STREET SCENE (1931) B/W 80m dir: King Vidor
w/Sylvia Sidney, William Collier Jr., Estelle Taylor, Beulah Bondi, Max Montor, David Landau, Matt McHugh, Russell Hopton, Greta Granstedt, Tom Manning
From The Movie Guide: "Elmer Rice's Pulitzer Prize-winning play [which he adapted for the screen] about the lives and loves of the people who live on a West Side Manhattan street proved to have national appeal under the sure hand of director King Vidor. To insure quality, eight of the original Broadway cast were hired to reprise their roles, including Beulah Bondi, who made her screen debut here and went on to have a long film career. Practically all of the shooting was done on a huge street set. It's summer and the windows are open. The neighborhood people can't bear to stay in their stifling apartments, so the action takes place outside. As the film opens, the big topic of conversation is the love affair between mature woman Estelle Taylor and Russell Hopton, a man who collects for the milk company. Taylor's husband, David Landau, suspicious of Hopton and his wife, is just waiting to catch them. ...

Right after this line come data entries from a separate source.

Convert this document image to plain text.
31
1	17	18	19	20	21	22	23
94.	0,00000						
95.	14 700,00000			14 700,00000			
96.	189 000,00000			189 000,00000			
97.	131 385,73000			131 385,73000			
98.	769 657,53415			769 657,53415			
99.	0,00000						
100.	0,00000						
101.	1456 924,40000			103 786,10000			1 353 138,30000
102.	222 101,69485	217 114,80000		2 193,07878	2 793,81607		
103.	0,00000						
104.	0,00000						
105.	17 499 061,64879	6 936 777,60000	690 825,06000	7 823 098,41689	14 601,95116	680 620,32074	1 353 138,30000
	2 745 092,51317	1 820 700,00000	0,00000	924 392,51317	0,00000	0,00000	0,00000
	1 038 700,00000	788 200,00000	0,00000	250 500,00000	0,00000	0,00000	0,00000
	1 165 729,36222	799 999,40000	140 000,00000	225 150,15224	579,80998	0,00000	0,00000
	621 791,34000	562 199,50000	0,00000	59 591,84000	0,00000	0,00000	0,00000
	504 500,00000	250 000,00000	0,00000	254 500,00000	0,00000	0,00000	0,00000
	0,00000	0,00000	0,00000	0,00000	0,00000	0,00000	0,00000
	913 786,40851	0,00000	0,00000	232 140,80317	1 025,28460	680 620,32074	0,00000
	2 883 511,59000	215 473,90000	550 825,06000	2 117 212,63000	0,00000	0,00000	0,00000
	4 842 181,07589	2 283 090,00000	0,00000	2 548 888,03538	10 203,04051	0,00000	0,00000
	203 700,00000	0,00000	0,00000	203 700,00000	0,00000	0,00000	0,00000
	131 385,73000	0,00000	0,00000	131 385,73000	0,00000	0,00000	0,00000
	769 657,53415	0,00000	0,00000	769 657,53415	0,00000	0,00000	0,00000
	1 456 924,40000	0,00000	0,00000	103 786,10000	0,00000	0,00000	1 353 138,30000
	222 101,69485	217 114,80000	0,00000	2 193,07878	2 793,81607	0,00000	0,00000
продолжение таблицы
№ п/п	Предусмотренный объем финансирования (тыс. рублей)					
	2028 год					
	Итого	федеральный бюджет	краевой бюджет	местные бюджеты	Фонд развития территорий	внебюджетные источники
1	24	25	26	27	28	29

"Featuring excellent acting all around, STREET SCENE moves very quickly, with hardly a wasted word. Although somewhat dated by today's standards, it must be judged by those of the 1930s, when it was a stunning achievement. The play ran for more than two years and is still revived often. An added dimension was composer Alfred Newman's main theme (since used in many films), which ranks, to this day, among the most evocative pieces of music ever written, immediately conjuring up the crowded streets, the hustle, and the oppressive claustrophobia of the Big Apple."